REVOLUTION.- Un lieu de création, de plaisir et de partage, voilà ce qu’est un restaurant. Mais, à l’aube de la Révolution française, ce lieu magique n’existe pas encore. Pourtant Pierre Manceron est un chef d’exception mais il est au service du duc de Chamfort. Dans les cuisines du château, cet officier de bouche concocte des mets originaux comme ce petit chausson où la pâte est fourrée de fines tranches de pommes de terre et de truffe. Mais voilà, d’avoir conçu cette trouvaille culinaire va coûter très cher à Manceron. Prié par son maître de venir recueillir les avis des convives sur ses mets goûteux, le chef a d’abord droit à une avalanche de compliments très fleuris. Et puis voilà qu’un sinistre abbé de cour s’insurge qu’on lui serve de la pomme de terre (« Vous nous prenez pour des Allemands ! »), un légume sorti de terre… Pouah ! Aux compliments succèdent instantanément les lazzis de petits marquis perruqués dont on peut penser aisément qu’ils connaîtront bientôt la guillotine. Mais, pour Manceron, c’est la fin des haricots. Le voilà chassé et contraint, avec son fils, de retourner dans son Auvergne profonde. Il lui reste « le geste, le feu, le temps, l’outil » mais la passion manque désormais.
« J’ai voulu m’intéresser, explique le réalisateur Eric Besnard, à ce qui fait l’identité de la France. Les Américains, qui travaillent en permanence sur la mythologie et l’identité de leur pays, sont champions en la matière. Ils ont la bannière étoilée, l’esprit pionnier et le mythe du self-made man. Les Anglais ont l’insularité et la royauté. J’ai voulu réfléchir à la possibilité de bâtir un projet sur l’ADN français. Au cours de lectures sur le XVIIIème siècle, je suis tombé sur l’invention du concept de restaurant…»
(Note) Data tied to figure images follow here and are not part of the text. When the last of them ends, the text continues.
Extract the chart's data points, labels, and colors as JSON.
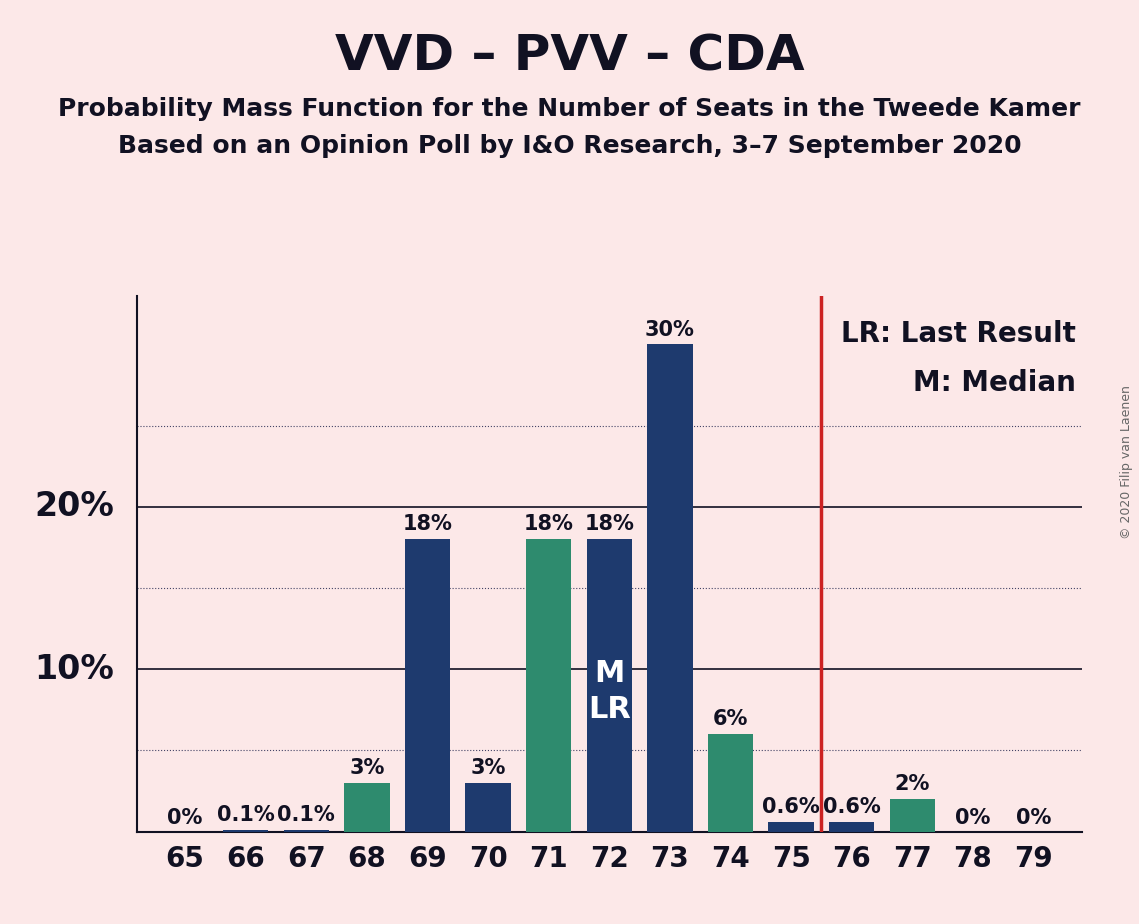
{
  "title": "VVD – PVV – CDA",
  "subtitle1": "Probability Mass Function for the Number of Seats in the Tweede Kamer",
  "subtitle2": "Based on an Opinion Poll by I&O Research, 3–7 September 2020",
  "copyright": "© 2020 Filip van Laenen",
  "seats": [
    65,
    66,
    67,
    68,
    69,
    70,
    71,
    72,
    73,
    74,
    75,
    76,
    77,
    78,
    79
  ],
  "values": [
    0.0,
    0.1,
    0.1,
    3.0,
    18.0,
    3.0,
    18.0,
    18.0,
    30.0,
    6.0,
    0.6,
    0.6,
    2.0,
    0.0,
    0.0
  ],
  "labels": [
    "0%",
    "0.1%",
    "0.1%",
    "3%",
    "18%",
    "3%",
    "18%",
    "18%",
    "30%",
    "6%",
    "0.6%",
    "0.6%",
    "2%",
    "0%",
    "0%"
  ],
  "colors": [
    "#1e3a6e",
    "#1e3a6e",
    "#1e3a6e",
    "#2e8b6e",
    "#1e3a6e",
    "#1e3a6e",
    "#2e8b6e",
    "#1e3a6e",
    "#1e3a6e",
    "#2e8b6e",
    "#1e3a6e",
    "#1e3a6e",
    "#2e8b6e",
    "#1e3a6e",
    "#1e3a6e"
  ],
  "vline_x": 75.5,
  "vline_color": "#cc2222",
  "background_color": "#fce8e8",
  "legend_lr_label": "LR: Last Result",
  "legend_m_label": "M: Median",
  "bar_label_72_text": "M\nLR",
  "bar_label_72_idx": 7,
  "title_fontsize": 36,
  "subtitle_fontsize": 18,
  "tick_fontsize": 20,
  "bar_label_fontsize": 15,
  "ylabel_fontsize": 24,
  "legend_fontsize": 20,
  "solid_hlines": [
    10,
    20
  ],
  "dotted_hlines": [
    5,
    15,
    25
  ],
  "ylim": [
    0,
    33
  ],
  "xlim_left": 64.2,
  "xlim_right": 79.8
}
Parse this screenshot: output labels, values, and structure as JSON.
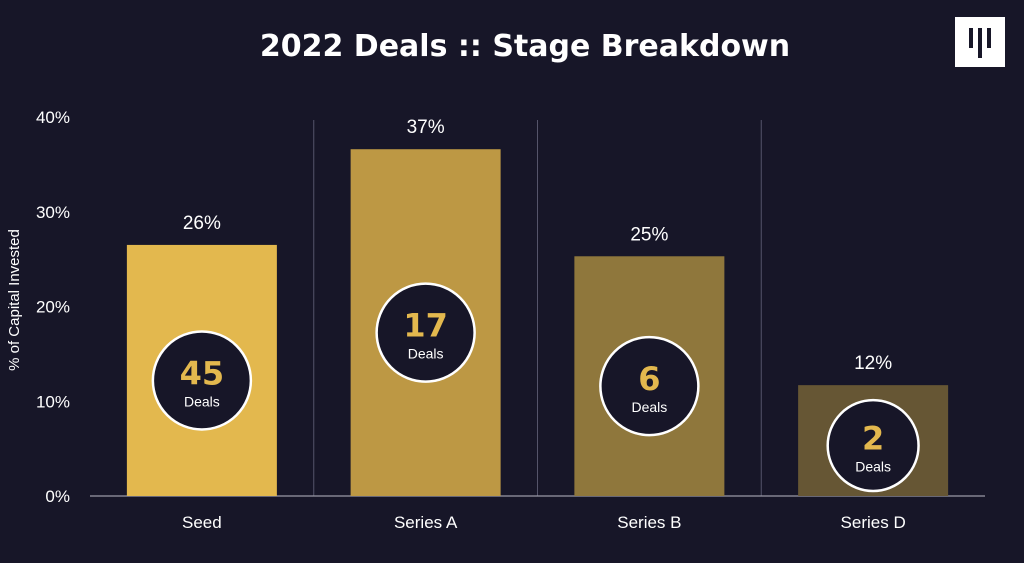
{
  "chart_data": {
    "type": "bar",
    "title": "2022 Deals :: Stage Breakdown",
    "ylabel": "% of Capital Invested",
    "xlabel": "",
    "ylim": [
      0,
      40
    ],
    "yticks": [
      "0%",
      "10%",
      "20%",
      "30%",
      "40%"
    ],
    "categories": [
      "Seed",
      "Series A",
      "Series B",
      "Series D"
    ],
    "values": [
      26.5,
      36.6,
      25.3,
      11.7
    ],
    "value_labels": [
      "26%",
      "37%",
      "25%",
      "12%"
    ],
    "deal_counts": [
      "45",
      "17",
      "6",
      "2"
    ],
    "deal_unit": "Deals",
    "bar_colors": [
      "#e3b84e",
      "#bd9844",
      "#8f773c",
      "#665634"
    ],
    "count_color": "#e3b84e",
    "background": "#171628",
    "grid": false
  },
  "logo": {
    "name": "logo-icon"
  }
}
Tout en étant un film en costumes, Délicieux (France – 1h52. Dans les salles le 8 septembre) apparaît rapidement comme une œuvre très ancrée dans des thèmes contemporains autour de la bonne chère, des saveurs de terroir, du frais, du bon, presque du circuit court ! Comme de plus, le cinéaste imprime à son récit un ton très romanesque, on se laisse prendre par cette histoire d’un homme qui va faire, dans son domaine, une vraie révolution. Car, au fond du Cantal, Manceron voit débarquer la belle Louise qui lui demande de la prendre comme apprentie. Mais cette femme gracieuse, élégante et mystérieuse cache un lourd secret. Mais surtout, c’est tout l’univers de la cuisine, servi par une très belle lumière à la manière des natures mortes, qui nous allèche. Les premiers mots prononcés dans Délicieux sont : « Du beurre ! » Parce que la cuisine, on le sait, repose sur trois ingrédients : du beurre, du beurre et du beurre. Ingrédients indispensables auxquels Manceron ajoute du travail et de l’énergie. Une fois de plus, Gregory Gadebois est épatant dans le personnage du rude mais brillant Manceron. Isabelle Carré apporte à Louise un ravissant charme mélancolique. Benjamin Laverrnhe est l’odieux Chamfort, aristocrate poudré qui professe qu’« un homme sans cuisinier est un homme sans amis »… En somme, un film délectable.